Pigeon English
- Author: Stephen Kelman
- Language: English
- Published: 2011 (Bloomsbury Publishing)
- Publication place: United Kingdom
- Media type: Print (hardback)
- Pages: 288
- ISBN: 978-1408815687

= Pigeon English =

Book by Stephen Kelman

Pigeon English is the debut novel by English author Stephen Kelman. It is told from the point of view of Harrison Opoku, an eleven-year-old Ghanaian immigrant living on a tough London estate. It was shortlisted for the Man Booker Prize in 2011.

==Plot==
The novel begins with the death of a young boy on the fictional Dell Farm estate in an unspecified area of London. Harrison Opoku or 'Harri', is a recent Ghanaian immigrant living with his mother and older sister, Lydia. His father, younger sister and grandparents still live in Ghana, though they hope to move in the future. He becomes an amateur detective and tries to solve the murder of a boy who was murdered outside a fast food restaurant. He experiences an extreme amount of gang warfare and poverty. As well as investigating the murder with his best friend Dean, Harrison shares with the reader his thoughts, impressions and experiences of growing up in an environment beset with pressures and threats. The novel explores his attempts to remain good despite the corrupting forces around him. Harrison then befriends a pigeon, which narrates part of the book.

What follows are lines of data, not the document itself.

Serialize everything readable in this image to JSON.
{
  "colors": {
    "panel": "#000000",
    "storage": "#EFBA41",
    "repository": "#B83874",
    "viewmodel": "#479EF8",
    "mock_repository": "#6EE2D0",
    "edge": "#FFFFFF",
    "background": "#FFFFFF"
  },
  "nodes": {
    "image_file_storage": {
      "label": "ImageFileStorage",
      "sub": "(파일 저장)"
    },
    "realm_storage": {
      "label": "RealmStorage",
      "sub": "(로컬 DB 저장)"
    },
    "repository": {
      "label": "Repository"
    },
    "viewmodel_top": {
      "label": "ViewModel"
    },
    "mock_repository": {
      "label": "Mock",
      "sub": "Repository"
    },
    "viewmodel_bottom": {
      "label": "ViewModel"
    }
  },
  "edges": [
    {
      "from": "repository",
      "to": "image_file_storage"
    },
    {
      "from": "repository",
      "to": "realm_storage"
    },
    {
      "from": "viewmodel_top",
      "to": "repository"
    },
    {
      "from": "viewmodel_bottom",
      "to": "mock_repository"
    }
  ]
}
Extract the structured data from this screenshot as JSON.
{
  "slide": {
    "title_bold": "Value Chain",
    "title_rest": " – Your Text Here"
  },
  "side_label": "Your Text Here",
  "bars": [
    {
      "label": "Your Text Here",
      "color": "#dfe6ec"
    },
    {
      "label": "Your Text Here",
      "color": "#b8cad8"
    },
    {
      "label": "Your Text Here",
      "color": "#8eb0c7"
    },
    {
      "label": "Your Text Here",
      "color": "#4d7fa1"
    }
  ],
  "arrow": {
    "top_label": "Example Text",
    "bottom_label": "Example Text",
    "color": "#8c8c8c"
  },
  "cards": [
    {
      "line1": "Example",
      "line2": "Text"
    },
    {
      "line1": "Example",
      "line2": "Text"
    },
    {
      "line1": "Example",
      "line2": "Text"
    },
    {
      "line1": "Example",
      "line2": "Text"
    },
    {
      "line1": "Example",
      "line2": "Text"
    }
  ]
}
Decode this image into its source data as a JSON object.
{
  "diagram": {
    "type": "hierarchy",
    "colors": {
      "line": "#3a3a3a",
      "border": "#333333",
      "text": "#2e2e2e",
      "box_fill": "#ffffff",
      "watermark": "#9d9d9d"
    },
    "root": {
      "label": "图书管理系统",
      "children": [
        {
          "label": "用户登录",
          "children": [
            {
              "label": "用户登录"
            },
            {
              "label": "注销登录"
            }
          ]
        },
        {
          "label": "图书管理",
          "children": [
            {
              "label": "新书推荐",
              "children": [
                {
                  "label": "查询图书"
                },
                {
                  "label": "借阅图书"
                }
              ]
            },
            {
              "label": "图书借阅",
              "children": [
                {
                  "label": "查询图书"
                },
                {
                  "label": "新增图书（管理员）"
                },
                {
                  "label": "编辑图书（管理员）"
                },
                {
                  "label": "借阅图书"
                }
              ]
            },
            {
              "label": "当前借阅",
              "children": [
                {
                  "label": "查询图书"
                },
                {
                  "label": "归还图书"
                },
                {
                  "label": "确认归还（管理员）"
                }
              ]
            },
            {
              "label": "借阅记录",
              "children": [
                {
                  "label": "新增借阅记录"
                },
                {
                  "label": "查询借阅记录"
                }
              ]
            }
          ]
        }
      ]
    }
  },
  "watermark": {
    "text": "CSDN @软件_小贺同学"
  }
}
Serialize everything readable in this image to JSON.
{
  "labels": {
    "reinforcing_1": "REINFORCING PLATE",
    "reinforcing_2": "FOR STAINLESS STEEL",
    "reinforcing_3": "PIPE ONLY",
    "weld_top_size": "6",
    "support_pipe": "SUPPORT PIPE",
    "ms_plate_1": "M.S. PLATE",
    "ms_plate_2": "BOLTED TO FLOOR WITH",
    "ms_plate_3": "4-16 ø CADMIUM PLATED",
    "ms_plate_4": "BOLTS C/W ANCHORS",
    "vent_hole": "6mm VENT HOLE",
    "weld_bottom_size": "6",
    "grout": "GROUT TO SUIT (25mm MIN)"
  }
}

Eventually, he traces the murderers as a gang of teenagers, only to be murdered at the end.

==Publication==
It was first published in March 2011 by Bloomsbury in the United Kingdom.

==Reception==
The novel was critically acclaimed on publication and was shortlisted for the 2011 Man Booker Prize. It went on to be shortlisted for ten awards, including the Guardian First Book Award, Desmond Elliott Prize, and Galaxy National Book Award. The book became a bestseller, and has featured in a national campaign launched by the National Literacy Trust and the Booker Prize Foundation to encourage prisoners to read. It is also widely studied in schools and universities.

==Stage adaptation==

The novel was adapted into a play by Fringe First winner Gbolahan Obisesan. The play was a co-commission between Bristol Old Vic Young Company and National Youth Theatre, directed by Miranda Cromwell. The play performed at the Bristol Old Vic and 2013 Edinburgh Festival.